The most common approach to access these autonomic parameters is performed through the analyses of linear components of HRV (48), including on exercise (34). Linear systems typically consist of time and frequency domain analysis, measuring the interval between R-to-R waves on an electrocardiogram (41). The analysis of such components demonstrated the effectiveness of linear methods in identifying changes in blood pressure and recovery after exercise (24, 49). A meta-analysis showed that high week frequency endurance training (>3 x.wk−1) was efficient in promoting gains in autonomic function (e.g. measured by linear methods) in older individuals (36). However, the characteristic of not changing as a result of the magnitude of the stimuli (41) could make this method slightly unfeasible to analyze the dynamic characteristics of the cardiovascular system.

A good alternative to assess these dynamic behaviors can be through the analysis of non-linear HR components, including entropy, detrended fluctuation, Lyapunov exponent, fractal dimensions and Poincaré plots (2, 30). In addition, entropy measurements are able to reflect the complexity (e.g. systems involving multiple processes) and regularity (e.g. balanced functioning systems) on time series data (30), which can be useful to understand chaotic systems (i.e. cardiovascular). The most traditional entropy measures in the literature are: 1) Kolmogorov entropy; 2) ApEn; 3) SampEn; 4) Fuzzy entropy; and 5) Shannon entropy (22, 30). These methods are conceptually different and may reflect small changes on dynamic behaviors using different mathematical approaches.

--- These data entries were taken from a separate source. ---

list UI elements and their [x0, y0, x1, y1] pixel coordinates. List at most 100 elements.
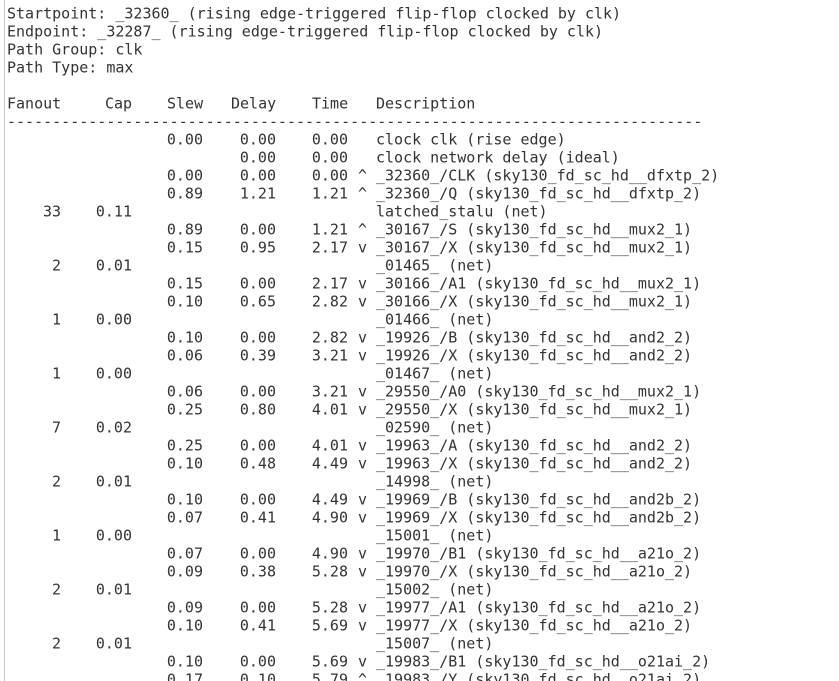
description-cell: _32360_/CLK (sky130_fd_sc_hd__dfxtp_2): [376, 167, 719, 185]
delay-cell: 0.00: [240, 383, 276, 401]
delay-cell: 0.41: [240, 617, 276, 635]
edge-cell: v: [358, 401, 367, 419]
edge-cell: v: [358, 275, 367, 293]
edge-cell: v: [358, 509, 367, 527]
description-cell: _19963_/A (sky130_fd_sc_hd__and2_2): [376, 437, 692, 455]
delay-cell: 0.65: [240, 293, 276, 311]
time-cell: 0.00: [312, 167, 348, 185]
slew-cell: 0.07: [167, 545, 203, 563]
delay-cell: 0.00: [240, 131, 276, 149]
delay-cell: 0.00: [240, 437, 276, 455]
path-type-line: Path Type: max: [7, 59, 133, 77]
time-cell: 5.79: [312, 671, 348, 681]
slew-cell: 0.15: [167, 239, 203, 257]
time-cell: 1.21: [312, 221, 348, 239]
delay-cell: 0.00: [240, 329, 276, 347]
column-header: Delay: [231, 95, 276, 113]
delay-cell: 0.00: [240, 149, 276, 167]
slew-cell: 0.10: [167, 293, 203, 311]
time-cell: 4.90: [312, 509, 348, 527]
delay-cell: 0.00: [240, 599, 276, 617]
description-cell: _01466_ (net): [376, 311, 493, 329]
delay-cell: 0.95: [240, 239, 276, 257]
description-cell: _19969_/X (sky130_fd_sc_hd__and2b_2): [376, 509, 701, 527]
edge-cell: v: [358, 491, 367, 509]
delay-cell: 0.00: [240, 167, 276, 185]
time-cell: 0.00: [312, 131, 348, 149]
fanout-cell: 2: [52, 473, 61, 491]
slew-cell: 0.10: [167, 617, 203, 635]
description-cell: _32360_/Q (sky130_fd_sc_hd__dfxtp_2): [376, 185, 701, 203]
delay-cell: 0.00: [240, 491, 276, 509]
time-cell: 0.00: [312, 149, 348, 167]
time-cell: 4.49: [312, 455, 348, 473]
description-cell: _19926_/X (sky130_fd_sc_hd__and2_2): [376, 347, 692, 365]
edge-cell: v: [358, 563, 367, 581]
cap-cell: 0.00: [96, 527, 132, 545]
endpoint-line: Endpoint: _32287_ (rising edge-triggered…: [7, 23, 603, 41]
time-cell: 4.01: [312, 437, 348, 455]
delay-cell: 0.80: [240, 401, 276, 419]
cap-cell: 0.11: [96, 203, 132, 221]
edge-cell: v: [358, 347, 367, 365]
fanout-cell: 1: [52, 311, 61, 329]
cap-cell: 0.01: [96, 473, 132, 491]
slew-cell: 0.89: [167, 221, 203, 239]
edge-cell: ^: [358, 671, 367, 681]
edge-cell: ^: [358, 221, 367, 239]
slew-cell: 0.00: [167, 131, 203, 149]
slew-cell: 0.09: [167, 599, 203, 617]
edge-cell: v: [358, 617, 367, 635]
time-cell: 2.17: [312, 239, 348, 257]
fanout-cell: 1: [52, 365, 61, 383]
delay-cell: 0.00: [240, 221, 276, 239]
edge-cell: v: [358, 653, 367, 671]
separator: ----------------------------------------…: [7, 113, 702, 131]
time-cell: 4.01: [312, 401, 348, 419]
description-cell: _02590_ (net): [376, 419, 493, 437]
column-header: Slew: [167, 95, 204, 113]
description-cell: clock network delay (ideal): [376, 149, 620, 167]
time-cell: 2.82: [312, 329, 348, 347]
time-cell: 5.69: [312, 653, 348, 671]
slew-cell: 0.17: [167, 671, 203, 681]
description-cell: _19977_/X (sky130_fd_sc_hd__a21o_2): [376, 617, 692, 635]
description-cell: _15002_ (net): [376, 581, 493, 599]
delay-cell: 0.10: [240, 671, 276, 681]
fanout-cell: 1: [52, 527, 61, 545]
edge-cell: v: [358, 437, 367, 455]
time-cell: 5.28: [312, 599, 348, 617]
edge-cell: v: [358, 599, 367, 617]
time-cell: 3.21: [312, 383, 348, 401]
time-cell: 4.90: [312, 545, 348, 563]
fanout-cell: 2: [52, 581, 61, 599]
time-cell: 1.21: [312, 185, 348, 203]
edge-cell: ^: [358, 167, 367, 185]
cap-cell: 0.01: [96, 581, 132, 599]
description-cell: _30167_/X (sky130_fd_sc_hd__mux2_1): [376, 239, 692, 257]
description-cell: _19970_/X (sky130_fd_sc_hd__a21o_2): [376, 563, 692, 581]
slew-cell: 0.10: [167, 653, 203, 671]
startpoint-line: Startpoint: _32360_ (rising edge-trigger…: [7, 5, 621, 23]
time-cell: 2.82: [312, 293, 348, 311]
column-header: Cap: [105, 95, 132, 113]
cap-cell: 0.00: [96, 311, 132, 329]
slew-cell: 0.07: [167, 509, 203, 527]
delay-cell: 0.48: [240, 455, 276, 473]
description-cell: _29550_/X (sky130_fd_sc_hd__mux2_1): [376, 401, 692, 419]
edge-cell: v: [358, 293, 367, 311]
cap-cell: 0.00: [96, 365, 132, 383]
description-cell: _15001_ (net): [376, 527, 493, 545]
time-cell: 5.69: [312, 617, 348, 635]
fanout-cell: 2: [52, 635, 61, 653]
description-cell: _19983_/B1 (sky130_fd_sc_hd__o21ai_2): [376, 653, 710, 671]
edge-cell: v: [358, 383, 367, 401]
description-cell: _19977_/A1 (sky130_fd_sc_hd__a21o_2): [376, 599, 701, 617]
slew-cell: 0.25: [167, 437, 203, 455]
description-cell: _01465_ (net): [376, 257, 493, 275]
slew-cell: 0.06: [167, 383, 203, 401]
slew-cell: 0.25: [167, 401, 203, 419]
delay-cell: 0.38: [240, 563, 276, 581]
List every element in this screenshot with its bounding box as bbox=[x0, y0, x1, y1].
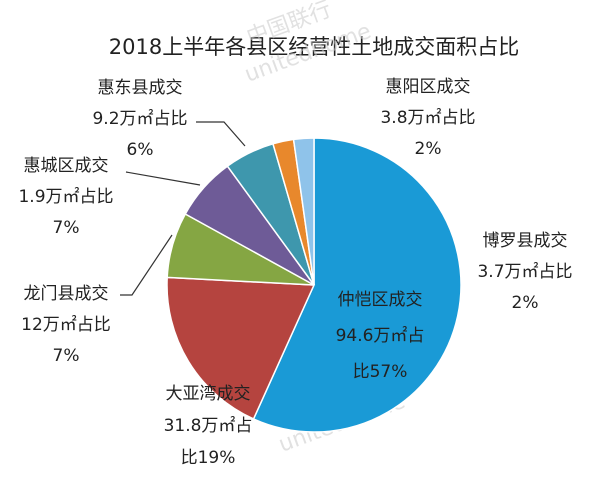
slice-label-line: 31.8万㎡占 bbox=[164, 416, 253, 436]
slice-label-line: 6% bbox=[127, 140, 154, 160]
slice-label-line: 2% bbox=[415, 139, 442, 159]
slice-label-line: 7% bbox=[53, 218, 80, 238]
slice-label-huicheng: 惠城区成交 1.9万㎡占比 7% bbox=[18, 156, 113, 238]
slice-label-line: 7% bbox=[53, 346, 80, 366]
slice-label-line: 惠城区成交 bbox=[24, 156, 109, 176]
slice-label-line: 94.6万㎡占 bbox=[336, 326, 425, 346]
leader-line-longmen bbox=[120, 234, 173, 296]
slice-label-line: 9.2万㎡占比 bbox=[92, 109, 187, 129]
slice-labels: 仲恺区成交 94.6万㎡占比57% 大亚湾成交 31.8万㎡占比19% 龙门县成交 12万… bbox=[18, 77, 572, 468]
pie-slices bbox=[166, 137, 462, 433]
leader-line-huidong bbox=[196, 121, 246, 147]
slice-label-line: 龙门县成交 bbox=[24, 284, 109, 304]
slice-label-line: 惠阳区成交 bbox=[386, 77, 471, 97]
pie-slice-zhongkai bbox=[252, 137, 462, 433]
slice-label-line: 比57% bbox=[353, 362, 408, 382]
slice-label-line: 博罗县成交 bbox=[483, 231, 568, 251]
slice-label-line: 大亚湾成交 bbox=[166, 384, 251, 404]
slice-label-line: 惠东县成交 bbox=[98, 78, 183, 98]
chart-title: 2018上半年各县区经营性土地成交面积占比 bbox=[109, 35, 519, 59]
slice-label-huidong: 惠东县成交 9.2万㎡占比 6% bbox=[92, 78, 187, 160]
slice-label-line: 仲恺区成交 bbox=[338, 290, 423, 310]
slice-label-huiyang: 惠阳区成交 3.8万㎡占比 2% bbox=[380, 77, 475, 159]
slice-label-longmen: 龙门县成交 12万㎡占比 7% bbox=[21, 284, 111, 366]
leader-line-huicheng bbox=[125, 171, 201, 186]
slice-label-zhongkai: 仲恺区成交 94.6万㎡占比57% bbox=[336, 290, 425, 382]
pie-slice-boluo bbox=[292, 137, 315, 286]
pie-slice-dayawan bbox=[166, 276, 316, 420]
slice-label-line: 3.7万㎡占比 bbox=[477, 262, 572, 282]
slice-label-line: 1.9万㎡占比 bbox=[18, 187, 113, 207]
slice-label-line: 3.8万㎡占比 bbox=[380, 108, 475, 128]
slice-label-dayawan: 大亚湾成交 31.8万㎡占比19% bbox=[164, 384, 253, 468]
slice-label-boluo: 博罗县成交 3.7万㎡占比 2% bbox=[477, 231, 572, 313]
slice-label-line: 2% bbox=[512, 293, 539, 313]
slice-label-line: 12万㎡占比 bbox=[21, 315, 111, 335]
slice-label-line: 比19% bbox=[181, 448, 236, 468]
leader-lines bbox=[120, 121, 246, 296]
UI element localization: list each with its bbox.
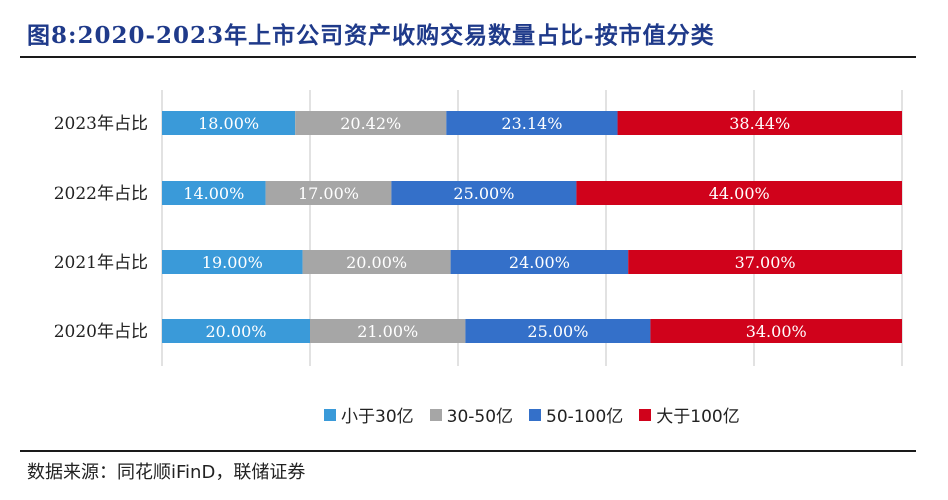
legend-swatch [429, 408, 442, 421]
data-label: 37.00% [735, 253, 796, 272]
legend-item: 50-100亿 [529, 402, 623, 427]
bar-segment [162, 181, 266, 205]
category-label: 2020年占比 [54, 322, 148, 342]
category-label: 2022年占比 [54, 184, 148, 204]
bar-segment [628, 250, 902, 274]
data-label: 17.00% [298, 184, 359, 203]
chart-legend: 小于30亿 30-50亿 50-100亿 大于100亿 [324, 402, 740, 427]
stacked-bar-chart: 2023年占比 18.00% 20.42% 23.14% 38.44% 2022年占比 14… [54, 90, 903, 366]
data-label: 19.00% [202, 253, 263, 272]
bar-segment [576, 181, 902, 205]
data-label: 23.14% [501, 114, 562, 133]
bar-segment [650, 319, 902, 343]
data-label: 20.00% [205, 322, 266, 341]
data-source: 数据来源：同花顺iFinD，联储证券 [27, 462, 306, 483]
title-underline [20, 56, 916, 58]
chart-title: 图8:2020-2023年上市公司资产收购交易数量占比-按市值分类 [27, 22, 715, 49]
data-label: 20.00% [346, 253, 407, 272]
footer-rule [20, 450, 916, 452]
legend-label: 大于100亿 [656, 407, 740, 427]
bar-segment [265, 181, 392, 205]
bar-segment [391, 181, 577, 205]
data-label: 21.00% [357, 322, 418, 341]
legend-swatch [529, 408, 542, 421]
data-label: 24.00% [509, 253, 570, 272]
bar-segment [162, 111, 296, 135]
legend-item: 30-50亿 [429, 402, 514, 427]
data-label: 18.00% [198, 114, 259, 133]
bar-segment [302, 250, 451, 274]
legend-item: 小于30亿 [324, 402, 414, 427]
data-label: 44.00% [709, 184, 770, 203]
category-label: 2021年占比 [54, 253, 148, 273]
legend-item: 大于100亿 [639, 402, 740, 427]
data-label: 25.00% [453, 184, 514, 203]
bar-segment [295, 111, 447, 135]
legend-swatch [639, 408, 652, 421]
legend-swatch [324, 408, 336, 421]
legend-label: 小于30亿 [341, 407, 414, 427]
data-label: 14.00% [183, 184, 244, 203]
bar-segment [450, 250, 629, 274]
data-label: 34.00% [746, 322, 807, 341]
data-label: 20.42% [340, 114, 401, 133]
bar-segment [465, 319, 651, 343]
bar-segment [162, 250, 303, 274]
bar-segment [162, 319, 310, 343]
category-label: 2023年占比 [54, 114, 148, 134]
bar-segment [310, 319, 466, 343]
legend-label: 30-50亿 [446, 407, 514, 427]
legend-label: 50-100亿 [546, 407, 624, 427]
bar-segment [446, 111, 618, 135]
data-label: 38.44% [729, 114, 790, 133]
bar-segment [617, 111, 902, 135]
data-label: 25.00% [527, 322, 588, 341]
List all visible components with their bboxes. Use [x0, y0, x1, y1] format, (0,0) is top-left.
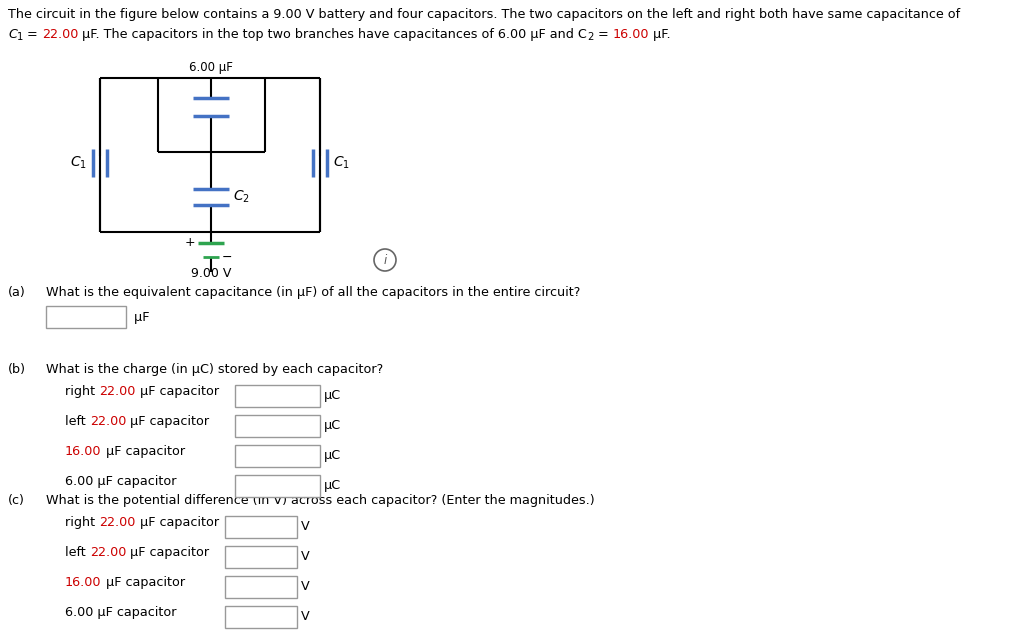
Text: 1: 1	[16, 32, 24, 42]
Text: 22.00: 22.00	[99, 516, 135, 529]
Text: $C_2$: $C_2$	[233, 189, 250, 205]
Text: 6.00 μF capacitor: 6.00 μF capacitor	[65, 475, 176, 488]
Text: μF capacitor: μF capacitor	[135, 385, 219, 398]
FancyBboxPatch shape	[225, 606, 297, 628]
FancyBboxPatch shape	[225, 546, 297, 568]
Text: right: right	[65, 385, 99, 398]
Text: 22.00: 22.00	[42, 28, 79, 41]
Text: i: i	[383, 253, 387, 267]
Text: 22.00: 22.00	[90, 546, 126, 559]
Text: right: right	[65, 516, 99, 529]
FancyBboxPatch shape	[225, 576, 297, 598]
Text: (b): (b)	[8, 363, 26, 376]
Text: What is the equivalent capacitance (in μF) of all the capacitors in the entire c: What is the equivalent capacitance (in μ…	[46, 286, 581, 299]
Text: μF. The capacitors in the top two branches have capacitances of 6.00 μF and C: μF. The capacitors in the top two branch…	[79, 28, 587, 41]
Text: 16.00: 16.00	[65, 445, 101, 458]
Text: μF capacitor: μF capacitor	[126, 546, 209, 559]
Text: left: left	[65, 415, 90, 428]
Text: V: V	[301, 551, 309, 563]
Text: 22.00: 22.00	[99, 385, 135, 398]
Text: The circuit in the figure below contains a 9.00 V battery and four capacitors. T: The circuit in the figure below contains…	[8, 8, 961, 21]
Text: V: V	[301, 521, 309, 533]
Text: =: =	[594, 28, 612, 41]
Text: C: C	[8, 28, 16, 41]
Text: 6.00 μF capacitor: 6.00 μF capacitor	[65, 606, 176, 619]
Text: μC: μC	[324, 390, 341, 403]
Text: μF capacitor: μF capacitor	[101, 445, 184, 458]
FancyBboxPatch shape	[46, 306, 126, 328]
Text: $C_1$: $C_1$	[70, 155, 87, 171]
Text: μF: μF	[130, 311, 150, 323]
Text: (c): (c)	[8, 494, 25, 507]
Text: μC: μC	[324, 450, 341, 463]
Text: μC: μC	[324, 420, 341, 433]
Text: μF capacitor: μF capacitor	[126, 415, 209, 428]
FancyBboxPatch shape	[234, 415, 319, 437]
Text: μF.: μF.	[649, 28, 671, 41]
Text: −: −	[222, 251, 232, 263]
Text: =: =	[24, 28, 42, 41]
Text: 2: 2	[587, 32, 594, 42]
Text: μC: μC	[324, 480, 341, 493]
FancyBboxPatch shape	[234, 475, 319, 497]
Text: 16.00: 16.00	[65, 576, 101, 589]
Text: 22.00: 22.00	[90, 415, 126, 428]
FancyBboxPatch shape	[225, 516, 297, 538]
Text: What is the potential difference (in V) across each capacitor? (Enter the magnit: What is the potential difference (in V) …	[46, 494, 595, 507]
Text: 16.00: 16.00	[612, 28, 649, 41]
Text: V: V	[301, 581, 309, 593]
Text: $C_1$: $C_1$	[333, 155, 350, 171]
Text: left: left	[65, 546, 90, 559]
Text: What is the charge (in μC) stored by each capacitor?: What is the charge (in μC) stored by eac…	[46, 363, 383, 376]
Text: μF capacitor: μF capacitor	[101, 576, 184, 589]
FancyBboxPatch shape	[234, 385, 319, 407]
Text: 9.00 V: 9.00 V	[190, 267, 231, 280]
FancyBboxPatch shape	[234, 445, 319, 467]
Text: +: +	[184, 237, 195, 249]
Text: 6.00 μF: 6.00 μF	[189, 61, 232, 74]
Text: V: V	[301, 611, 309, 623]
Text: μF capacitor: μF capacitor	[135, 516, 219, 529]
Text: (a): (a)	[8, 286, 26, 299]
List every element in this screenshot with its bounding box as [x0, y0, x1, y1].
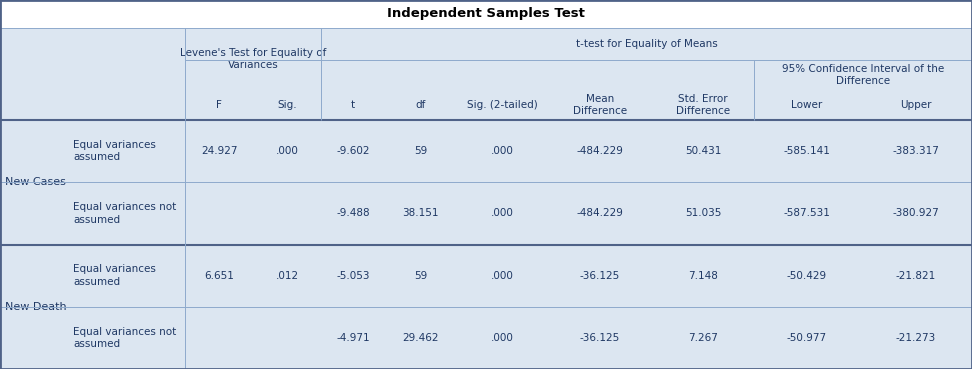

The joint use of ApEn and SampEn measurements can offer a more complete tool in the analysis of the physiology of the cardiovascular system and subtle episodes that may occur in HR (2). ApEn and SampEn measure the regularity and complexity of short time series with possible noise in the signals (42). Its use may have potential with older adults, due to its ability to be less influenced by underlying chaotic systems (i.e. diseases) (22), which is a present characteristic in this population. Although reference values are quite common in other areas of knowledge (i.e. body mass index), in HRV this strategy does not seem to be the most appropriate, since individuals present great inter-individual variability. However, the literature shows that higher entropy values indicate more irregular and unpredictable signals (42), which suggests a greater capacity for physiological adaptation to sudden changes.

Therefore, the use of non-linear methods seems more suitable for analyzing the chaotic nature of the signals during exercise (22). It is known that non-linear components have been used to analyze the biological behaviors of a dynamic nature (48). It is possible that due to the oscillatory and non-periodic number of signals provided by cardiovascular activity (43), non-linear methods may be more efficient in investigating the effects on HR during exercise. In the oldest population, the use of non-linear components is widely used as a form of prognosis and diagnosis of certain diseases that can lead to an increased risk of death (1, 26). To the best of our knowledge, few studies investigated non-linear entropy components during exercise (22, 23, 37), especially on older individuals (5, 33).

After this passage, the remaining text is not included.